There is a problem with this, though. We have spent a great deal of the desperately thin resources available on this island for this one pup. There are so many more animals on the island that need the same or greater care. We are limited to what we can provide for all of them, and I wonder how I can justify spending such a great deal of resource on just the one. There are several organizations working in Sri Lanka to sterilize street dogs, and to provide care and medications to feral dogs, cats, and wild donkeys, but they are fighting a double sided front as well: Limited resources, and a culture that has a caring ambivalence toward feral animals. The Sri Lankans are never abusive to these animals, and often you will see them feeding them scraps and giving them water, but they have a difficult enough time with their own subsistence that the end result is a guiltily shared burden of “looking out for number one”.
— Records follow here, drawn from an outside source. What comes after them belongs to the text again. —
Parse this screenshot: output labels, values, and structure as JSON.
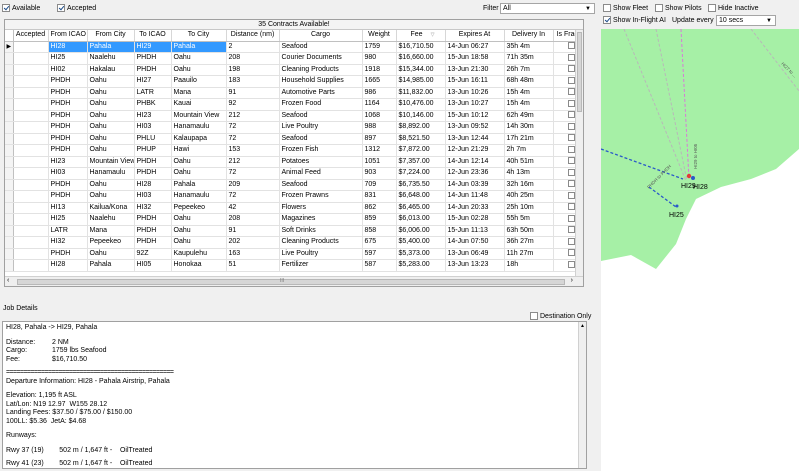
{
  "top_filters": {
    "available_label": "Available",
    "accepted_label": "Accepted",
    "filter_label": "Filter",
    "filter_value": "All"
  },
  "map_options": {
    "show_fleet": "Show Fleet",
    "show_pilots": "Show Pilots",
    "hide_inactive": "Hide Inactive",
    "show_inflight_ai": "Show In-Flight AI",
    "update_every_label": "Update every",
    "update_every_value": "10 secs"
  },
  "grid": {
    "title": "35 Contracts Available!",
    "columns": [
      "Accepted",
      "From ICAO",
      "From City",
      "To ICAO",
      "To City",
      "Distance (nm)",
      "Cargo",
      "Weight",
      "Fee",
      "Expires At",
      "Delivery In",
      "Is Fragile"
    ],
    "rows": [
      [
        "",
        "HI28",
        "Pahala",
        "HI29",
        "Pahala",
        "2",
        "Seafood",
        "1759",
        "$16,710.50",
        "14-Jun 06:27",
        "35h 4m"
      ],
      [
        "",
        "HI25",
        "Naalehu",
        "PHDH",
        "Oahu",
        "208",
        "Courier Documents",
        "980",
        "$16,660.00",
        "15-Jun 18:58",
        "71h 35m"
      ],
      [
        "",
        "HI02",
        "Hakalau",
        "PHDH",
        "Oahu",
        "198",
        "Cleaning Products",
        "1918",
        "$15,344.00",
        "13-Jun 21:30",
        "26h 7m"
      ],
      [
        "",
        "PHDH",
        "Oahu",
        "HI27",
        "Paauilo",
        "183",
        "Household Supplies",
        "1665",
        "$14,985.00",
        "15-Jun 16:11",
        "68h 48m"
      ],
      [
        "",
        "PHDH",
        "Oahu",
        "LATR",
        "Mana",
        "91",
        "Automotive Parts",
        "986",
        "$11,832.00",
        "13-Jun 10:26",
        "15h 4m"
      ],
      [
        "",
        "PHDH",
        "Oahu",
        "PHBK",
        "Kauai",
        "92",
        "Frozen Food",
        "1164",
        "$10,476.00",
        "13-Jun 10:27",
        "15h 4m"
      ],
      [
        "",
        "PHDH",
        "Oahu",
        "HI23",
        "Mountain View",
        "212",
        "Seafood",
        "1068",
        "$10,146.00",
        "15-Jun 10:12",
        "62h 49m"
      ],
      [
        "",
        "PHDH",
        "Oahu",
        "HI03",
        "Hanamaulu",
        "72",
        "Live Poultry",
        "988",
        "$8,892.00",
        "13-Jun 09:52",
        "14h 30m"
      ],
      [
        "",
        "PHDH",
        "Oahu",
        "PHLU",
        "Kalaupapa",
        "72",
        "Seafood",
        "897",
        "$8,521.50",
        "13-Jun 12:44",
        "17h 21m"
      ],
      [
        "",
        "PHDH",
        "Oahu",
        "PHUP",
        "Hawi",
        "153",
        "Frozen Fish",
        "1312",
        "$7,872.00",
        "12-Jun 21:29",
        "2h 7m"
      ],
      [
        "",
        "HI23",
        "Mountain View",
        "PHDH",
        "Oahu",
        "212",
        "Potatoes",
        "1051",
        "$7,357.00",
        "14-Jun 12:14",
        "40h 51m"
      ],
      [
        "",
        "HI03",
        "Hanamaulu",
        "PHDH",
        "Oahu",
        "72",
        "Animal Feed",
        "903",
        "$7,224.00",
        "12-Jun 23:36",
        "4h 13m"
      ],
      [
        "",
        "PHDH",
        "Oahu",
        "HI28",
        "Pahala",
        "209",
        "Seafood",
        "709",
        "$6,735.50",
        "14-Jun 03:39",
        "32h 16m"
      ],
      [
        "",
        "PHDH",
        "Oahu",
        "HI03",
        "Hanamaulu",
        "72",
        "Frozen Prawns",
        "831",
        "$6,648.00",
        "14-Jun 11:48",
        "40h 25m"
      ],
      [
        "",
        "HI13",
        "Kailua/Kona",
        "HI32",
        "Pepeekeo",
        "42",
        "Flowers",
        "862",
        "$6,465.00",
        "14-Jun 20:33",
        "25h 10m"
      ],
      [
        "",
        "HI25",
        "Naalehu",
        "PHDH",
        "Oahu",
        "208",
        "Magazines",
        "859",
        "$6,013.00",
        "15-Jun 02:28",
        "55h 5m"
      ],
      [
        "",
        "LATR",
        "Mana",
        "PHDH",
        "Oahu",
        "91",
        "Soft Drinks",
        "858",
        "$6,006.00",
        "15-Jun 11:13",
        "63h 50m"
      ],
      [
        "",
        "HI32",
        "Pepeekeo",
        "PHDH",
        "Oahu",
        "202",
        "Cleaning Products",
        "675",
        "$5,400.00",
        "14-Jun 07:50",
        "36h 27m"
      ],
      [
        "",
        "PHDH",
        "Oahu",
        "92Z",
        "Kaupulehu",
        "163",
        "Live Poultry",
        "597",
        "$5,373.00",
        "13-Jun 06:49",
        "11h 27m"
      ],
      [
        "",
        "HI28",
        "Pahala",
        "HI05",
        "Honokaa",
        "51",
        "Fertilizer",
        "587",
        "$5,283.00",
        "13-Jun 13:23",
        "18h"
      ]
    ],
    "scroll_marker": "III"
  },
  "job_details": {
    "section_label": "Job Details",
    "destination_only_label": "Destination Only",
    "route_line": "HI28, Pahala -> HI29, Pahala",
    "distance_key": "Distance:",
    "distance_val": "2 NM",
    "cargo_key": "Cargo:",
    "cargo_val": "1759 lbs Seafood",
    "fee_key": "Fee:",
    "fee_val": "$16,710.50",
    "separator": "================================================",
    "departure_info": "Departure Information: HI28 - Pahala Airstrip, Pahala",
    "elevation": "Elevation: 1,195 ft ASL",
    "latlon": "Lat/Lon: N19 12.97  W155 28.12",
    "landing_fees": "Landing Fees: $37.50 / $75.00 / $150.00",
    "fuel": "100LL: $5.36  JetA: $4.68",
    "runways_label": "Runways:",
    "runway_1": "Rwy 37 (19)        502 m / 1,647 ft -    OilTreated",
    "runway_2": "Rwy 41 (23)        502 m / 1,647 ft -    OilTreated"
  },
  "map": {
    "labels": {
      "hi29": "HI29",
      "hi28": "HI28",
      "hi25": "HI25",
      "route_a": "HI29 to HI05",
      "route_b": "PHDH to PHDH",
      "route_c": "HI27 to ..."
    },
    "colors": {
      "land": "#a6f0a6",
      "route_gray": "#b8b8b8",
      "route_blue": "#2a59c9",
      "route_red": "#e23a3a",
      "route_pink": "#d77ad7"
    }
  }
}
I know the concept of karma, and that we actually live all of these existences simultaneously, until we have gotten it all “right”, but it doesn’t make my heart hurt less when I see it. To the contrary, it is the innocence of the sufferer that is difficult to bear. Hell, I struggle with killing flies in my mosquito net at night (the mosquitos not as much, but flies are just doing fly stuff and being all innocent). I always feel guilty thinking about the fly in question, however annoying, doing fly things, then suddenly, smack! It never sits right with me, and ultimately leads to guilt and anxiety. And it is far, far harder as the suffering moves up what we consider the scale of sentience.
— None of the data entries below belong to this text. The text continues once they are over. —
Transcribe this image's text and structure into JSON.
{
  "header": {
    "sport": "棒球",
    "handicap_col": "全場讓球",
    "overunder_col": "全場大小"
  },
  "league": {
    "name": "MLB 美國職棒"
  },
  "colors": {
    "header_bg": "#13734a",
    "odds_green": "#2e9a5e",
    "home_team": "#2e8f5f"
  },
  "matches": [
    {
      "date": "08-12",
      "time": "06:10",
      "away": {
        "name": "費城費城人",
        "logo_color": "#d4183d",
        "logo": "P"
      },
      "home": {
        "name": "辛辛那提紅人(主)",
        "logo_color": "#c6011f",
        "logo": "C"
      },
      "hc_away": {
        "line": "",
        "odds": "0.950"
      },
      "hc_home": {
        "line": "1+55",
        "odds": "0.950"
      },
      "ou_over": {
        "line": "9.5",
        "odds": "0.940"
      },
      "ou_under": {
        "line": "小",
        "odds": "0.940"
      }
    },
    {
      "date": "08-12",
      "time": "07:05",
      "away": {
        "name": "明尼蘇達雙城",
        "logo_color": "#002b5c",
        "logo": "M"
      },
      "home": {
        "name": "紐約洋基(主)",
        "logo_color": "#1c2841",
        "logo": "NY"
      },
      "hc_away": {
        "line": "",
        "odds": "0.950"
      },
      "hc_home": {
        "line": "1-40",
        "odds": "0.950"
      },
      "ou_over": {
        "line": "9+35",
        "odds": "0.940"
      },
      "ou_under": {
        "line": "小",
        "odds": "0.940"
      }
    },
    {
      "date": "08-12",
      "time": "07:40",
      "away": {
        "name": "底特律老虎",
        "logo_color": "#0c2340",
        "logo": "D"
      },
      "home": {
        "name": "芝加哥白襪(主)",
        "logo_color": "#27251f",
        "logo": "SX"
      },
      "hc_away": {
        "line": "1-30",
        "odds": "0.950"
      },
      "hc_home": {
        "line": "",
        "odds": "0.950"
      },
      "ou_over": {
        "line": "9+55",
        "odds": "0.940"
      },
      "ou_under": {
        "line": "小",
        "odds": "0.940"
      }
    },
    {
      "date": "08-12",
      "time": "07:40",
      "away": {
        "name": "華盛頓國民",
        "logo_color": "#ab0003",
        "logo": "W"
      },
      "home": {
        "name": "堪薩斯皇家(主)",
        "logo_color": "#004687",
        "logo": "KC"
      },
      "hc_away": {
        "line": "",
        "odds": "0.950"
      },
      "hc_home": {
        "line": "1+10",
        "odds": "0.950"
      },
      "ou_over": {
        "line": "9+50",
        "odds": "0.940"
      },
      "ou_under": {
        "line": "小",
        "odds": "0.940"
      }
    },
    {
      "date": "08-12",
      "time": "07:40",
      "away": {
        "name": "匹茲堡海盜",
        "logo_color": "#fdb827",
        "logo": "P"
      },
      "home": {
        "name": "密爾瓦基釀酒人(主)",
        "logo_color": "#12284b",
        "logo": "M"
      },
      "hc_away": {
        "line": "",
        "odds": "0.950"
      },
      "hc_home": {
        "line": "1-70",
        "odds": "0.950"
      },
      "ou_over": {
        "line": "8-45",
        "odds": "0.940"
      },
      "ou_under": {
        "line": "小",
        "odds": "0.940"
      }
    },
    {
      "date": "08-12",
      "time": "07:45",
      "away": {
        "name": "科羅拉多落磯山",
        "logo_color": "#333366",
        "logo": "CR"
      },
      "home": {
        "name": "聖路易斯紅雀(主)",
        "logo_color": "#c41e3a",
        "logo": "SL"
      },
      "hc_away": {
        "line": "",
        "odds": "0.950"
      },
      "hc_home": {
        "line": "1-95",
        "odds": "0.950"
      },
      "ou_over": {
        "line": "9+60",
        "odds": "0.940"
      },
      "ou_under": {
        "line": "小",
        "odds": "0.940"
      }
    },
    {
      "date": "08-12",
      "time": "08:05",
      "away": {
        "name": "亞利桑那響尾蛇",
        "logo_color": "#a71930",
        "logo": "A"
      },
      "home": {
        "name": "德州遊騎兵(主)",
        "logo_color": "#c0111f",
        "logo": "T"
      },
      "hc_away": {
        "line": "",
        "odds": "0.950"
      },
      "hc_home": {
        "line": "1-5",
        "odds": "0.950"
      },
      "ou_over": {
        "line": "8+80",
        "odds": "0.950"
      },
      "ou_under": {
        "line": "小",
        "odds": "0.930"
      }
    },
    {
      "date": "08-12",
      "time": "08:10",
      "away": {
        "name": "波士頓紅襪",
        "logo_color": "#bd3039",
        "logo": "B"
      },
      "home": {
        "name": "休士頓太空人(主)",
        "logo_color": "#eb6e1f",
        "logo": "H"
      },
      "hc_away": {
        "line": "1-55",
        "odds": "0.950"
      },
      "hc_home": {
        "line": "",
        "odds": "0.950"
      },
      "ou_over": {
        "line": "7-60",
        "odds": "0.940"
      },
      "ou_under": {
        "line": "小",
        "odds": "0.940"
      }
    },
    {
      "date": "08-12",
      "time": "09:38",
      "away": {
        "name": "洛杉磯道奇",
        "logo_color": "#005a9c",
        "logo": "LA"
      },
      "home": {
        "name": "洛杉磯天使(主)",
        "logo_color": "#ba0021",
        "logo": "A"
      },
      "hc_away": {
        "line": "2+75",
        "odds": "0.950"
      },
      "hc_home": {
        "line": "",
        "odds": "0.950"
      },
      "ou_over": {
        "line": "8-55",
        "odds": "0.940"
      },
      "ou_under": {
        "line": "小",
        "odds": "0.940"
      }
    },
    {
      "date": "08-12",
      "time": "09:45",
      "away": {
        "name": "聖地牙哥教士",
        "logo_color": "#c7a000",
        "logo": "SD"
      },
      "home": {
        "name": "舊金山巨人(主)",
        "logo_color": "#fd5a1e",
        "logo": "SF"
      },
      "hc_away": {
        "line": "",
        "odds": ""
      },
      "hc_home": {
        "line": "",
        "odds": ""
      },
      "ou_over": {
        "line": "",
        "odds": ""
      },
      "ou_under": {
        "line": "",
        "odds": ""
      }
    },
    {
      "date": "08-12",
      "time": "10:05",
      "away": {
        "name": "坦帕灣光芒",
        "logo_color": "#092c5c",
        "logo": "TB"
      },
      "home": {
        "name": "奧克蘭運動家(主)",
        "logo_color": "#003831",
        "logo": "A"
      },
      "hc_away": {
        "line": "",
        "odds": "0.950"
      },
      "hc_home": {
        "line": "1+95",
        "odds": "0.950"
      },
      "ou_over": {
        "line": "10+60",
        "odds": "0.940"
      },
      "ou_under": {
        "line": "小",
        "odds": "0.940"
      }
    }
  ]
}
The path I struggle to walk is to keep this in check; to understand that suffering exists, to see it, while letting go of the concept that my attachment to the guilt of it is somehow my own karmic return.

For now, in all cases, if I am unable to do everything they may need, I will focus on what I can do: Offer a kindness, a pat on the head, or a small scrap of sustenance.

Sometimes, for a moment, all we need is a scratch behind the ears.

2 thoughts on “The Hard Part Is…

    1. Well, heck. Sorry Julie, I did not intend for anyone to cry over that post. Thank you for your sweet comments, though. I promise I will put a couple more fun posts up before I get all melancholy again!